河北新報社説:児童虐待最悪/家族全員ケアする態勢を

http://www.kahoku.co.jp/editorial/20140813_01.html

児童虐待最悪/家族全員ケアする態勢を

 社会全体で、あらためて危機感を共有しなければならない。
 児童虐待についてである。2013年度に全国の児童相談所で対応した件数が、初めて7万件を突破した。前年度より10%以上も増え、集計開始以来、23年連続の増加という。
 親や家族によって、子どもたちが体にも心にも癒やし難い「傷」を負わされ、死に至る陰惨な事案も後を絶たない。
 事態が深刻化する前に、子どもたちを守らねばならない。早期の発見、対応が肝要だ。
 疑わしい事案を含めて認知しやすい学校や医療機関、警察と、通告を受ける児童相談所や市町村、福祉関係者らの連携強化は不可欠だ。子どもの安否・状況を速やかに確認し、適切に対処する必要がある。
 だが、肝心の児童相談所はどこも人員不足に悩んでいるという。

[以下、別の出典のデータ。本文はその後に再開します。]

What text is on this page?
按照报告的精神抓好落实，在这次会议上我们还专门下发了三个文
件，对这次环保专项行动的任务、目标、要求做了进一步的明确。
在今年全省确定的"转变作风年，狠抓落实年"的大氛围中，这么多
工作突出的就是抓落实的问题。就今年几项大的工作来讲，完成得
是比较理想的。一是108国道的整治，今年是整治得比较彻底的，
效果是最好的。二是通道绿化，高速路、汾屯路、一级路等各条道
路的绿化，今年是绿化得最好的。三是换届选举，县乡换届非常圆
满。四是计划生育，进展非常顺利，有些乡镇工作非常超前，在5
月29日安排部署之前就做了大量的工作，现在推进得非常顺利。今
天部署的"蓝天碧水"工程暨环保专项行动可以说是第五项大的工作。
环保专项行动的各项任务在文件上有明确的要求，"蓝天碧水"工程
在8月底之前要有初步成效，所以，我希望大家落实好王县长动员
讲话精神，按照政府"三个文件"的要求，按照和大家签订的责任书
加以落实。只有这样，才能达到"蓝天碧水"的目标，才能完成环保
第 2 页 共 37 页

児童福祉司の数は全国で10年前に比べ1.6倍に増えたものの、この間、虐待件数は2.8倍にもなっている。
 厚生労働省は通告から48時間以内に子どもの安全を確認すべきだと通知している。だが、これでは初動はむろん、その後の対応にも十分に手が回らない。

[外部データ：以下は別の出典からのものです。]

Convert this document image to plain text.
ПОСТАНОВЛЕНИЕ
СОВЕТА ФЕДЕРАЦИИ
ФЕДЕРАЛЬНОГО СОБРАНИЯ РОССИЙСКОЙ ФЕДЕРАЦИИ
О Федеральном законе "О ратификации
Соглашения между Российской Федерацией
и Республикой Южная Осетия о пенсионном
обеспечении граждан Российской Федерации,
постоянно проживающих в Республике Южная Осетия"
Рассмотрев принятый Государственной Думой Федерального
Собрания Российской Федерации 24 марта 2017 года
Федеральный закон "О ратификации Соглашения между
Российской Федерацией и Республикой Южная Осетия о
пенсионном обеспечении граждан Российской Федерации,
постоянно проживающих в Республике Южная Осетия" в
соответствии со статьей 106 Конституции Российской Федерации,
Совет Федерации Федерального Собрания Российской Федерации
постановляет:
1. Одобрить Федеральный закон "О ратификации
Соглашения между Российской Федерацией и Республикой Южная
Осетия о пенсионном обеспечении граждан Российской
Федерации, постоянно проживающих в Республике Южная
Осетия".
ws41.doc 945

 一方で最近、増加が著しいのが心理的虐待だ。父が母に暴力を振るう場面を目の当たりにしたり、「産まなければ良かった」などと暴言を浴びせられたりして、心に深い傷を負う。
 そうした虐待の態様変化に的確に対応するためにも、国と自治体はマンパワーを中心に児童相談所の体制充実を図ることが急務だ。

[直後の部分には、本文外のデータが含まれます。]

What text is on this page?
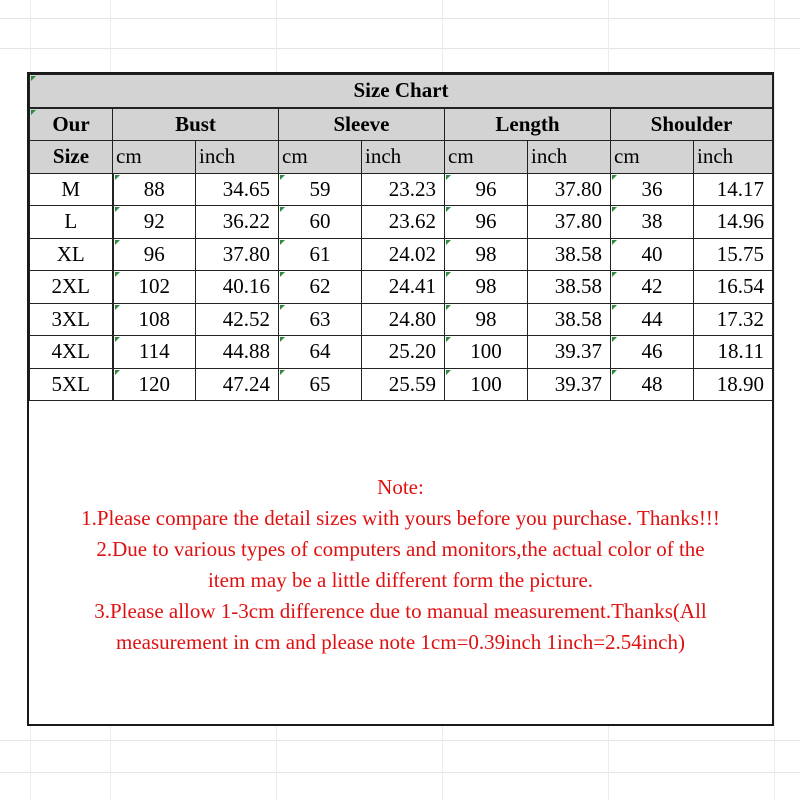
Size Chart								
Our	Bust		Sleeve		Length		Shoulder	
Size	cm	inch	cm	inch	cm	inch	cm	inch
M	88	34.65	59	23.23	96	37.80	36	14.17
L	92	36.22	60	23.62	96	37.80	38	14.96
XL	96	37.80	61	24.02	98	38.58	40	15.75
2XL	102	40.16	62	24.41	98	38.58	42	16.54
3XL	108	42.52	63	24.80	98	38.58	44	17.32
4XL	114	44.88	64	25.20	100	39.37	46	18.11
5XL	120	47.24	65	25.59	100	39.37	48	18.90
Note:
1.Please compare the detail sizes with yours before you purchase. Thanks!!!
2.Due to various types of computers and monitors,the actual color of the
item may be a little different form the picture.
3.Please allow 1-3cm difference due to manual measurement.Thanks(All
measurement in cm and please note 1cm=0.39inch 1inch=2.54inch)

 東北では宮城を除く5県は前年度に比べ減るか微増にとどまった。だが宮城は仙台市が500件、同市以外が752件で、それぞれ13%、16%も増えた。
 震災被害がとりわけ大きかっただけに、被災による親たちの精神的疲弊やストレス、経済的困窮が影を落としていないか、心配になる。
 虐待増加の背景には、地域とのつながりの希薄化による家庭の孤立化・密室化、離婚に伴う母子世帯や非正規就労による貧困の増加といった、重なり合う複雑な要因があるとされる。
 加えて、虐待している親は、子ども時代に虐待を受けていた人が多い、と専門家は指摘する。親自身が深刻な「後遺症」を抱えているという。
 親を責めるだけで問題は解決しない。そうした家族全員の「傷」について、医療を含めケアしていく態勢を地域で構築していくことが必要ではないか。
 育児の孤立化を防ぐ訪問・相談事業をはじめ、生活保護を含む福祉サービスや、安定収入が得られる就労につなげられるよう、関係機関による総合的な支援態勢を充実させなければなるまい。そのことが虐待の予防や事態の改善に結び付こう。
 われわれ一人一人にも、虐待を通告する義務があることを再確認しておきたい。疑わしきを含め虐待を見過ごさず行動することは、子どもを守る第一歩だ。そのことは同時に苦しむ親に手を差し伸べることにもなる。